From libuv source code, we can see several problems of nodejs event loop

Posted by TEENFRONT on Fri, 05 Nov 2021 22:31:28 +0100

preface

This article is to solve the problem of unclear understanding by combining official documents and other materials when learning nodejs event cycle

1. Whether the callback function of the poll callback queue will be executed if the poll phase does not block (the blocking time timeout is 0) or infinite blocking (the blocking time timout is - 1)

1.1 what is I / O and what is the file descriptor?

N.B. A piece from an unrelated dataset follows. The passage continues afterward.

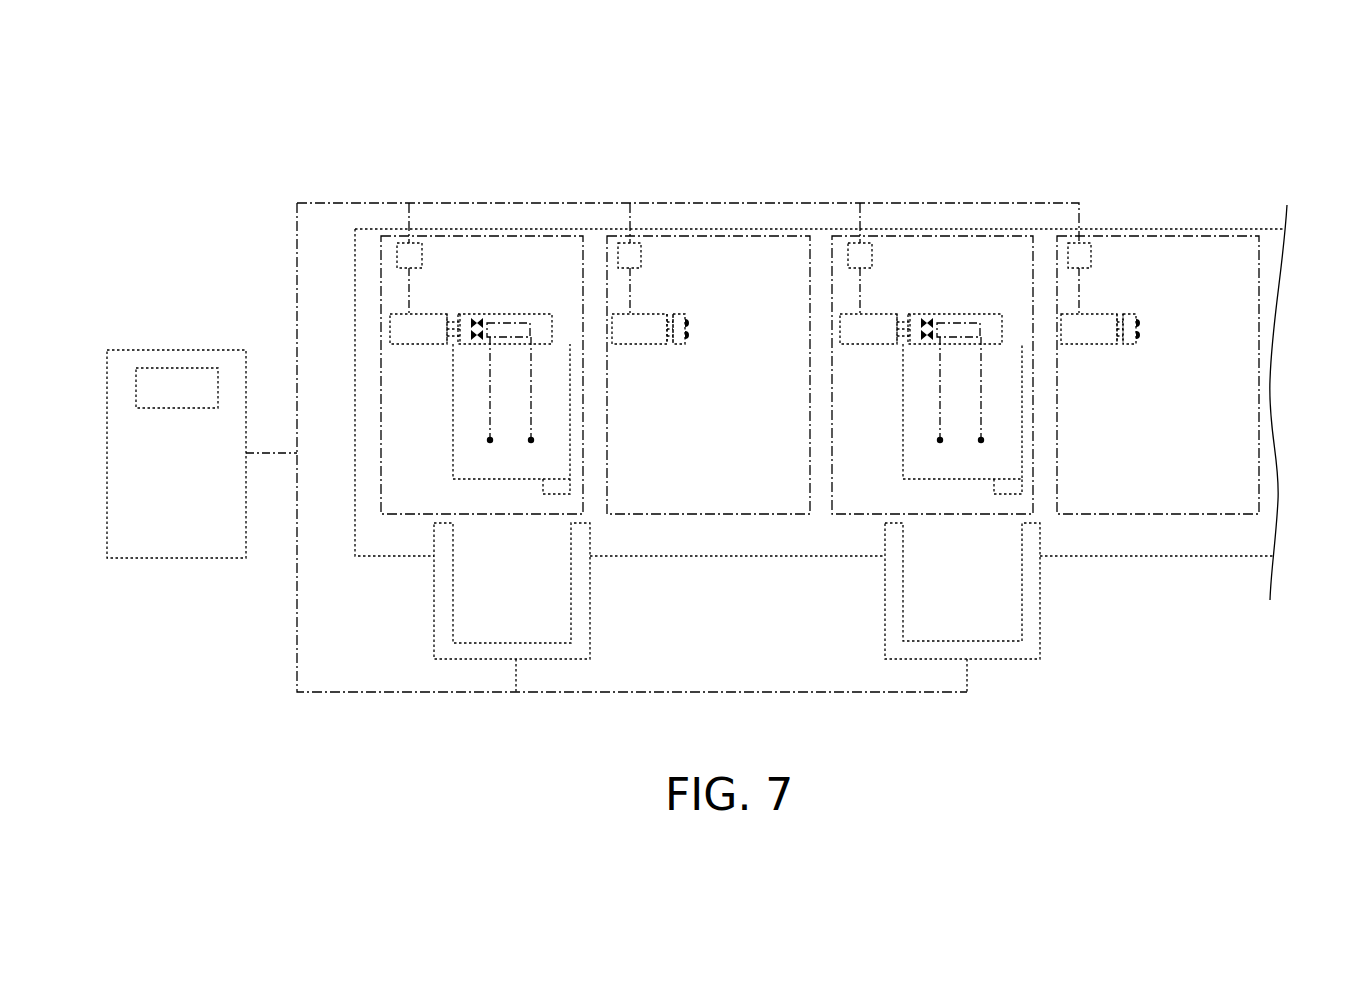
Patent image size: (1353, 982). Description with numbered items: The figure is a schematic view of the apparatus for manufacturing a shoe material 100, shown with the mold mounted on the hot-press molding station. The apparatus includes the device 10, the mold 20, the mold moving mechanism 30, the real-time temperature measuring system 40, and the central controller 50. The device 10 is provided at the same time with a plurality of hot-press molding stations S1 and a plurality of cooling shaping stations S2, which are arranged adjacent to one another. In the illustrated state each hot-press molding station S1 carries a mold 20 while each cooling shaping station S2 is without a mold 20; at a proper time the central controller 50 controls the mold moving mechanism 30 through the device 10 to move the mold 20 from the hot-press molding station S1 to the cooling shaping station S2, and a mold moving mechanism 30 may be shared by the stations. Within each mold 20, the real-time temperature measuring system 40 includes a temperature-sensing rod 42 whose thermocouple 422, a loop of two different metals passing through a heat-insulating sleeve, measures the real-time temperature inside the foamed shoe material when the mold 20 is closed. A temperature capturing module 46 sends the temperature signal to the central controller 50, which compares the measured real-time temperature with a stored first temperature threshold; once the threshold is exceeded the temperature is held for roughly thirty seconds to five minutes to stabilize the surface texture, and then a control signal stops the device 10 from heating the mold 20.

I/O is short for input and output. In Linux system, everything is regarded as a file. A file (regular file, socket, FIFO, pipeline, terminal...) is a string of binary streams. In information exchange, we send and receive data from these streams, which is I/O operation. When a process opens an existing file or creates a new file, the kernel returns a file operator to the process. The file operator is an index, which is an integer and points to the system level file description table. It contains information such as file operation, file type, access permission and so on. All system calls that perform I/O operations pass through the file descriptor.

1.2 what is epoll

Epoll is an extensible I/O event notification mechanism of Linux kernel. In the browser environment, when we want to listen for mouse events, we will use element.addEventListener('click', cbFn), which is the browser's event notification mechanism. Similarly, libuv calls epoll related APIs to implement I/O event notification. The Observer registers with the Subject. When the Subject changes, the registered Observer will be notified to execute callback.

1.3 epoll workflow

epoll has three steps:

epoll_create, establish a file node in the epoll file system, open up epoll's own kernel high-speed cache area, establish a red black tree, allocate memory objects of the desired size, and establish a list linked list to store ready events.
epoll_ctl, put the file to be monitored on the corresponding red black tree, register a callback function for the kernel interrupt handler, and notify the kernel that if the data of this handle arrives, it will be placed in the ready list.
epoll_wait, observe whether there is data in the ready list, extract and empty the ready list.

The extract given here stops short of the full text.